“Ai piedi del faro” di Maria Lenti, La vita felice Ed., 2016, recensione di Elina Miticocchio.

      

Dopo attenta lettura e rilettura di un “disegno poetico” quale è quello delineato con le parole poetiche da Maria Lenti, mi accingo a portare sul foglio la mia breve goccia d’inchiostro.
Il primo, essenziale, incontro con l’opera accade attraverso il titolo, scelto sapientemente dall’autrice che vuole porgere il suo messaggio di parola e, oltre la parola, vuole creare una condivisione di sguardo, di attenzione.
Come il faro è un locale angusto, chiuso, delineato, eppure pulsante luce, anche a lunga distanza, così la poesia è luogo di osservazione, estensione, ispirazione, infine ritrovamento.
L’osservazione poetica parte dallo scrutare le proprie radici, il proprio “occhio interiore”, e si espande, si dipana oltrepassando il dato reale per spostarsi verso il lettore, inondandolo di segnali (come il faro appunto).
L’incipit della raccolta è “Torna a trovarmi/ cuore fedele”, cuore-corpo-poesia dunque per scoprirsi nuovi viventi.
Poi il cambio di sguardo nel secondo testo dove il cuore si pone come “oltre”, “verso”, “orizzonte” e sconfina poiché “Gli Stati, stolti, hanno confini, non il cuore” 

Gli Stati, stolti, hanno confini,
non il cuore 
tenero in tutte le persone del mondo,
il cuore, che va oltre le montagne
e al di là del mare e degli oceani
e da ogni orizzonte vola 
verso qualsiasi orizzonte.

(A Siamak Goudarzi, settembre 2013 – Shiraz ( Iran), p. 12)

Colpisce il candore dei versi, la leggerezza da far rifiorire, da incontrare, da presentare ai giovani lettori.
Immagino, con la mia mente spesso fantasiosa, che Maria Lenti abbia composto la poesia volendo rivolgersi ai suoi alunni.
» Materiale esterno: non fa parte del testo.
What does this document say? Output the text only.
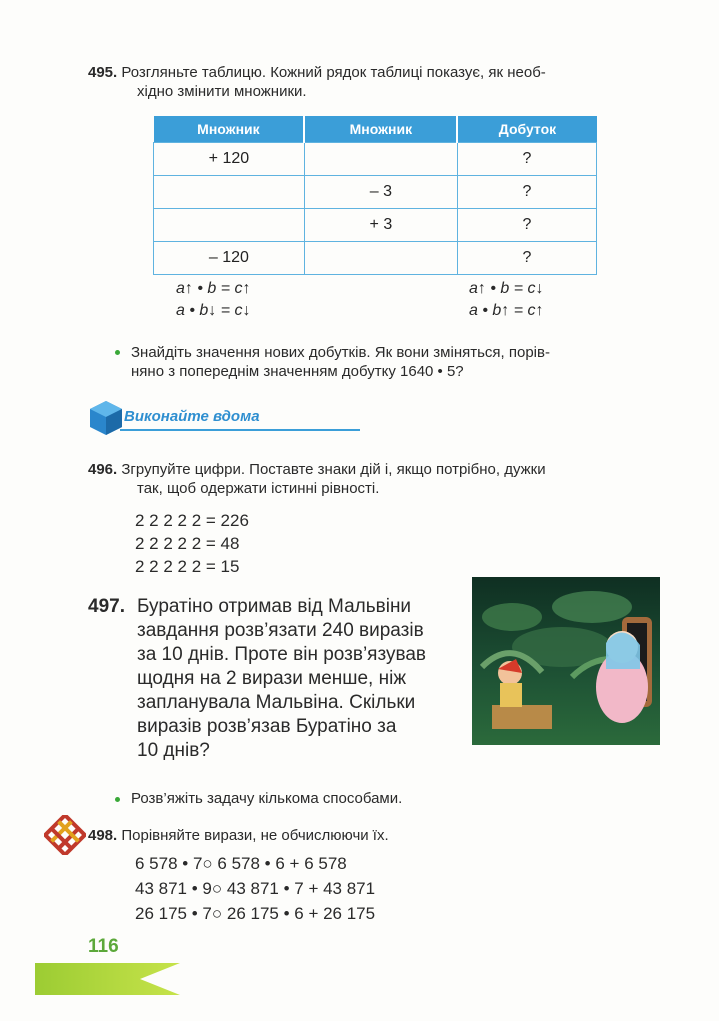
495. Розгляньте таблицю. Кожний рядок таблиці показує, як необ-
хідно змінити множники.
Множник	Множник	Добуток
+ 120		?
	– 3	?
	+ 3	?
– 120		?
a↑ • b = c↑
a • b↓ = c↓
a↑ • b = c↓
a • b↑ = c↑
Знайдіть значення нових добутків. Як вони зміняться, порів-
няно з попереднім значенням добутку 1640 • 5?
Виконайте вдома
496. Згрупуйте цифри. Поставте знаки дій і, якщо потрібно, дужки
так, щоб одержати істинні рівності.
2 2 2 2 2 = 226
2 2 2 2 2 = 48
2 2 2 2 2 = 15
497. Буратіно отримав від Мальвіни
завдання розв’язати 240 виразів
за 10 днів. Проте він розв’язував
щодня на 2 вирази менше, ніж
запланувала Мальвіна. Скільки
виразів розв’язав Буратіно за
10 днів?
Розв’яжіть задачу кількома способами.
498. Порівняйте вирази, не обчислюючи їх.
6 578 • 7○ 6 578 • 6 + 6 578
43 871 • 9○ 43 871 • 7 + 43 871
26 175 • 7○ 26 175 • 6 + 26 175
116
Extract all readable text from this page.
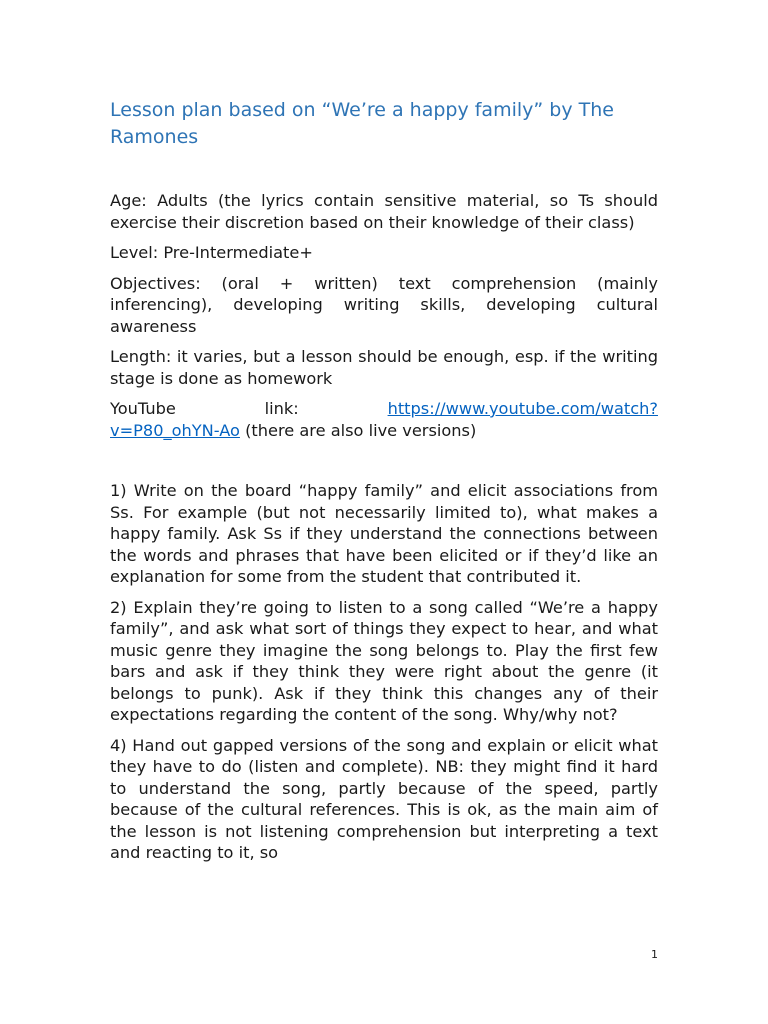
Lesson plan based on “We’re a happy family” by The Ramones

Age: Adults (the lyrics contain sensitive material, so Ts should exercise their discretion based on their knowledge of their class)

Level: Pre-Intermediate+

Objectives: (oral + written) text comprehension (mainly inferencing), developing writing skills, developing cultural awareness

Length: it varies, but a lesson should be enough, esp. if the writing stage is done as homework

YouTube	link:	https://www.youtube.com/watch?
v=P80_ohYN-Ao (there are also live versions)

1) Write on the board “happy family” and elicit associations from Ss. For example (but not necessarily limited to), what makes a happy family. Ask Ss if they understand the connections between the words and phrases that have been elicited or if they’d like an explanation for some from the student that contributed it.

2) Explain they’re going to listen to a song called “We’re a happy family”, and ask what sort of things they expect to hear, and what music genre they imagine the song belongs to. Play the first few bars and ask if they think they were right about the genre (it belongs to punk). Ask if they think this changes any of their expectations regarding the content of the song. Why/why not?

4) Hand out gapped versions of the song and explain or elicit what they have to do (listen and complete). NB: they might find it hard to understand the song, partly because of the speed, partly because of the cultural references. This is ok, as the main aim of the lesson is not listening comprehension but interpreting a text and reacting to it, so

1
L’esperienza dell’insegnamento appare quasi tangibile in Due tempi…perfetti, dove la descrizione dell’azione didattica lascia intuire come il contesto scolastico sia stato vitale per la poetessa.
Nella silloge colpisce la presenza di alti contenuti (parliamo di poesia civile) portati con ironia, con giocosità, attraverso la sperimentazione di formule linguistiche originali. Inoltre, oserei dire, il poco senso dell’individualità e il grande senso di appartenenza alla terra. Infine, il gioco come superamento della parola, la filastrocca che ingentilisce e spiega la realtà a grandi e piccini.
Ai piedi del faro è un forte invito al recupero della memoria, delle emozioni, della verità del reale attraverso il verso libero da regole metriche ad aprire, a dilatare lo sguardo del lettore che mai si stancherà di ri-guardare, inondato dalla luce della parola.